Jogos de armar um país

Primeira leva de títulos projetados na Première Brasil, a menina dos olhos da maratona, põe em concurso radiografias do desamparo social da pátria, com bons desempenhos de direção

Por Rodrigo Fonseca | Especial para o Correio da Manhã

'Kasa Branca', de Luciano Vidigal, narra a cuidadosa relação de um jovem com sua avô com Alzheimer

Momento mais bonito do que a cena de "Kasa Branca" na qual o jovem Dé (Big Jaum) leva sua avó com Alzheimer, Dona Almerinda (Teca Pereira), para ver o trem passar, do alto, o Festival do Rio 2024 não viu igual, até agora, em mostra alguma. Grande descoberta da ala nacional do evento, o primeiro longa-metragem solo de ficção de Luciano Vidigal ("5xFavela, Agora Por Nós Mesmos") vai ao coração da Chatuba para buscar a fauna de personagens mais rica que a competição oficial da Première Brasil deste ano conferiu de sexta para cá.

A vertente histórica do naturalismo, que vem lá da prosa literária, com "O Cortiço", é usada pelo cineasta numa perspectiva solidária (e não catastrofista) para ilustrar a vida de três jovens amigos num cotidiano de reeducação afetiva. Além de Dé, Adrianim (Diego Francisco) e Martins (Ramon Francisco, hilário) vivem os perrengues de uma cidade que isolou os bairros distantes do mar, padecendo de um serviço de saúde deficitário na rede hospitalar pública.

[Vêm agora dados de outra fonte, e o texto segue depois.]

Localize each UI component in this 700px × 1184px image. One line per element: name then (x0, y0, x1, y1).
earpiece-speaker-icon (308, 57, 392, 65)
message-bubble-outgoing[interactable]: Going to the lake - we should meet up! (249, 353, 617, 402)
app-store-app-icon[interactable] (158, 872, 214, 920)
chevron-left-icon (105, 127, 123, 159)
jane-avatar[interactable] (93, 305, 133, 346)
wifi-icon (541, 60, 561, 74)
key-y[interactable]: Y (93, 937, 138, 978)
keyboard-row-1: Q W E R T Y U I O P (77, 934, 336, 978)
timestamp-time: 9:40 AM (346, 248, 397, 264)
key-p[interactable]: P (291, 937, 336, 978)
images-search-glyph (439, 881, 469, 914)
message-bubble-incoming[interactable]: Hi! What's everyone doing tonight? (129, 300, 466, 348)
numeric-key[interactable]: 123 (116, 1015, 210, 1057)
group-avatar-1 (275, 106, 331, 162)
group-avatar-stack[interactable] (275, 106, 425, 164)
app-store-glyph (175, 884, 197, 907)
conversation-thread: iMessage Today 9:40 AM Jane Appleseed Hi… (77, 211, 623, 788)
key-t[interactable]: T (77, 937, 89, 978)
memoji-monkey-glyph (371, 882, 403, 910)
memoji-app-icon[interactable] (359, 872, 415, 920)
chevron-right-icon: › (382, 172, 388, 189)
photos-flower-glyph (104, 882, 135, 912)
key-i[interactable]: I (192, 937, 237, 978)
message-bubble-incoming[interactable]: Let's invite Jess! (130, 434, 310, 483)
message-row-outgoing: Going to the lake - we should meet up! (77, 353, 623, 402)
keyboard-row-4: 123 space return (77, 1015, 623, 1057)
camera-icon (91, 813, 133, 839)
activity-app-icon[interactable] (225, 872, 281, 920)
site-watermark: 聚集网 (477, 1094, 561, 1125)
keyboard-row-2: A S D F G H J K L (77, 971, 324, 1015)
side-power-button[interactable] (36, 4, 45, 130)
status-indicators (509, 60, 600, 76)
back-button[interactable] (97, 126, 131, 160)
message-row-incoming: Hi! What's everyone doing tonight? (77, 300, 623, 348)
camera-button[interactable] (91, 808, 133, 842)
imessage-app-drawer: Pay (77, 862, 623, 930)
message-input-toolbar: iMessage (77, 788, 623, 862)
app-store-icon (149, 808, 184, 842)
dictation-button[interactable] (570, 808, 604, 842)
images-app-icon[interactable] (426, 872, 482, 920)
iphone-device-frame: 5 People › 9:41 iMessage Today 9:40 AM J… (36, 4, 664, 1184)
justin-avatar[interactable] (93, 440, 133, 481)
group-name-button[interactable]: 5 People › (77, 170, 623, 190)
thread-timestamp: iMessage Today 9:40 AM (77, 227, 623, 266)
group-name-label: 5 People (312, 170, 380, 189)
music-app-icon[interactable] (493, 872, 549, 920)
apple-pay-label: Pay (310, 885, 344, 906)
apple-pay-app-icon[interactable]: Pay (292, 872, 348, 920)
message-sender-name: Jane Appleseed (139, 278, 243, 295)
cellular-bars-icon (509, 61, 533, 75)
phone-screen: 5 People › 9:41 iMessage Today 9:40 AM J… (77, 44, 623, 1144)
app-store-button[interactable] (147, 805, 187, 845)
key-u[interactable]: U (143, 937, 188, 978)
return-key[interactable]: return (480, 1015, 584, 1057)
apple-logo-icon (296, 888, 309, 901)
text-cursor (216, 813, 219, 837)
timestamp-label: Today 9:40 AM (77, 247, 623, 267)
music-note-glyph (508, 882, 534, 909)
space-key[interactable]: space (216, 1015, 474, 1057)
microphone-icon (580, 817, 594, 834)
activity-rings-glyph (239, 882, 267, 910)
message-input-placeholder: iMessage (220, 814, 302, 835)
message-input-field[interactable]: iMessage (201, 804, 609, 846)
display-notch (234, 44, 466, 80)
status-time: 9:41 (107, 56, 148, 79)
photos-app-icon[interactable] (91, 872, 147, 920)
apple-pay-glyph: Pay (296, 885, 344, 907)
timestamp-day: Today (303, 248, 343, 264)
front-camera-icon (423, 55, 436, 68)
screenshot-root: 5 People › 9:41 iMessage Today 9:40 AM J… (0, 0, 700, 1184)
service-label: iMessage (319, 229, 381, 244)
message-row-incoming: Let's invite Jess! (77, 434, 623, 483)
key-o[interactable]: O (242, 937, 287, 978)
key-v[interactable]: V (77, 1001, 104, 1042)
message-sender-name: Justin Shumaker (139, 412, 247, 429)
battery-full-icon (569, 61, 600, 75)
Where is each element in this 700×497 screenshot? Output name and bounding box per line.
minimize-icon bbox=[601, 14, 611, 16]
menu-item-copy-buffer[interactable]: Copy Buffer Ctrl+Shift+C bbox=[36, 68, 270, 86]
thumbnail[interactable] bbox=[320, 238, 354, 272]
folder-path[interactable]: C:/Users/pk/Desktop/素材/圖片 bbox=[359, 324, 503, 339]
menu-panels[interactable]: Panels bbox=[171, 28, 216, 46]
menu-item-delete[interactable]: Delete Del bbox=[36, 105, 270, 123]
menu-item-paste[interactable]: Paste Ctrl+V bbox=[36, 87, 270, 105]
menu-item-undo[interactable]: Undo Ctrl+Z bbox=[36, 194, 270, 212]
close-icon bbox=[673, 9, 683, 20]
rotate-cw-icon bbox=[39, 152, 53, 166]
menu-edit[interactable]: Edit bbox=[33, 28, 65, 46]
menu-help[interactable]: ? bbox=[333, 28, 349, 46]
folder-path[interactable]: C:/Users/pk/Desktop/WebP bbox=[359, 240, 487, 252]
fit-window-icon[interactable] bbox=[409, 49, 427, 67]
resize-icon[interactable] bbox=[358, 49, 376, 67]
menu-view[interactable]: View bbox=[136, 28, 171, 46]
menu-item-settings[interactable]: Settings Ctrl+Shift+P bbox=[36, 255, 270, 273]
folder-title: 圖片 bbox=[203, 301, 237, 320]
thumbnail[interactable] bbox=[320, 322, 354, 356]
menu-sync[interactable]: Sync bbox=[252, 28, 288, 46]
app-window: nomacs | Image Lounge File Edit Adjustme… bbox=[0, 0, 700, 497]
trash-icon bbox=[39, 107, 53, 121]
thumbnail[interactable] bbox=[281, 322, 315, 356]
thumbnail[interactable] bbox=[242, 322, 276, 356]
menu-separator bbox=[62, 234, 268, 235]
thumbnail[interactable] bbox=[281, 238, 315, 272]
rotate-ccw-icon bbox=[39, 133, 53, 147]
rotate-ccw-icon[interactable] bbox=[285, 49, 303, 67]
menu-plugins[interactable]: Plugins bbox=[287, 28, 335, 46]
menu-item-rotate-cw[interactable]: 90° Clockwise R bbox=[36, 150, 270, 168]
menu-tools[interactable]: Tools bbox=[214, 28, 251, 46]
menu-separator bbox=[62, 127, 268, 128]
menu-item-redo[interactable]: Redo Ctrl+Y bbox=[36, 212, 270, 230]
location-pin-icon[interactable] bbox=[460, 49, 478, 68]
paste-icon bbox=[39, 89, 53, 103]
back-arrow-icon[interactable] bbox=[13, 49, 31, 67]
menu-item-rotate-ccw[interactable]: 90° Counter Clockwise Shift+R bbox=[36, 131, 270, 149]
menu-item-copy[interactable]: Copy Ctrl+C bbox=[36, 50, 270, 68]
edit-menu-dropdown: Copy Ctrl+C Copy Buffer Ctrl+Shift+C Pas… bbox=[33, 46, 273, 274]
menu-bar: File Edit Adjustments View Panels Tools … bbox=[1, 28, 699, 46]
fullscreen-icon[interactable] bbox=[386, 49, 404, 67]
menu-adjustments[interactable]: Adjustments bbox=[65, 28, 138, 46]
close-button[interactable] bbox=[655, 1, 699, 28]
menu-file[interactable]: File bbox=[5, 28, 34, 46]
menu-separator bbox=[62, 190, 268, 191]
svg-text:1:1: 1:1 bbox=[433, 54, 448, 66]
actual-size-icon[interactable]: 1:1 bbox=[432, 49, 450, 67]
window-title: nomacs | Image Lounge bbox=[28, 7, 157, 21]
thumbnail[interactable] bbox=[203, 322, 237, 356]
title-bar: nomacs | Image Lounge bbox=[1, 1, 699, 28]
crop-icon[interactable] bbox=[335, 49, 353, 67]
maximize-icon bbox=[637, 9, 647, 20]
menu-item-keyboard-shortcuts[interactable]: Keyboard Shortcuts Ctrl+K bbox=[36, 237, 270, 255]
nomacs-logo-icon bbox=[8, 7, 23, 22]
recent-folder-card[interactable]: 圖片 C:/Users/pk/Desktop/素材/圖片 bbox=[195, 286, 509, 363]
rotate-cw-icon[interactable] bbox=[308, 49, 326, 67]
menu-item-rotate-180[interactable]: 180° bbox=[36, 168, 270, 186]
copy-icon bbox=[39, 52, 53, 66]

Apesar das várias dificuldades, aquela galera não esmorece, como demonstra a tocante cena de uma dona de academia de subúrbio (Roberta Rodrigues) a acalantar o filho, depois de ele encarar uma desilusão amorosa. É uma narrativa de ruptura com os lugares comuns da representação da periferia, como fez, um ano atrás, "A Festa de Leo". Vidigal firma sua eficácia narrativa na exposição dos desamparos brasileiros.